Dado esse cenário, o que fazer? As recomendações do Banco Mundial se baseiam em intervenções com evidências robustas de sucesso na superação dos desafios de potencial humano no mundo. Em educação, uma delas é a aplicação de metodologias testadas de recomposição de aprendizagem, como o Teaching at the Right Level (TaRL), criada pela ONG indiana Pratham e aplicada no Brasil pelo Instituto Gesto, com apoio da Fundação Lemann. Além disso, o Banco considera muito importante criar roteiros de priorização dos conteúdos para garantir a cobertura dos conceitos essenciais do currículo, como tem feito no Brasil o Instituto Reúna por meio dos Mapas de Foco da BNCC. Além disso, sistemas de políticas públicas deverão mais ser integrados e flexíveis para ampliar sua capacidade de absorver novos choques.

Nos anima também observar, a partir de dados dos programas apoiados pela Fundação Lemann, que é possível recuperar as perdas de aprendizagem na prática: em dois estados que participam da Parc (Parceria para Alfabetização em Regime de Colaboração), em que avaliações de fluência leitora foram aplicadas antes e depois da pandemia, a queda no número de alunos fluentes em 2021 já foi recuperada em 2022, retornando aos níveis de 2019, um resultado do trabalho estruturado e intencional com os primeiros anos do Ensino Fundamental. 

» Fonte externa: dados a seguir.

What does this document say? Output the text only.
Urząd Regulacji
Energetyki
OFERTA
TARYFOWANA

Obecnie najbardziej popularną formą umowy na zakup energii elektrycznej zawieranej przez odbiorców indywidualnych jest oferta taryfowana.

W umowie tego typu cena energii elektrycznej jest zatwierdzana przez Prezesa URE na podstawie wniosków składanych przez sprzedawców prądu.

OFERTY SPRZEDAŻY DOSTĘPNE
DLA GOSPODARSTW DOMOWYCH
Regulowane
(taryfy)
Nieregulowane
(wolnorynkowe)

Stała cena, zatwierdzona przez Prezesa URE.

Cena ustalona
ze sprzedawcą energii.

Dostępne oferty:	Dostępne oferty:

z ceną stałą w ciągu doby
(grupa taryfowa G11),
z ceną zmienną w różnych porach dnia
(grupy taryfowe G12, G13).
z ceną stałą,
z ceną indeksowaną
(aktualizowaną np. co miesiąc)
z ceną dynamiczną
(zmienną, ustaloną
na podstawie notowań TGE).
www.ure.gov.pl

Embora a agenda da recomposição das aprendizagens não tenha ainda alcançado um alto nível de prioridade nas três esferas de governo no Brasil, tivemos uma excelente sinalização na semana passada, com aassinatura de um protocolo de intenções pela recomposição das aprendizagens pelo Ministério da Educação (MEC), Conselho Nacional de Secretários de Educação (Consed) e União Nacional dos Dirigentes Municipais de Educação (Undime), durante o XII congresso da Associação Brasileira de Avaliação Educacional (Abave), em Campinas. Esperamos que seja o primeiro passo para a construção de uma agenda ambiciosa para endereçar o impacto da pandemia no aprendizado dos nossos alunos.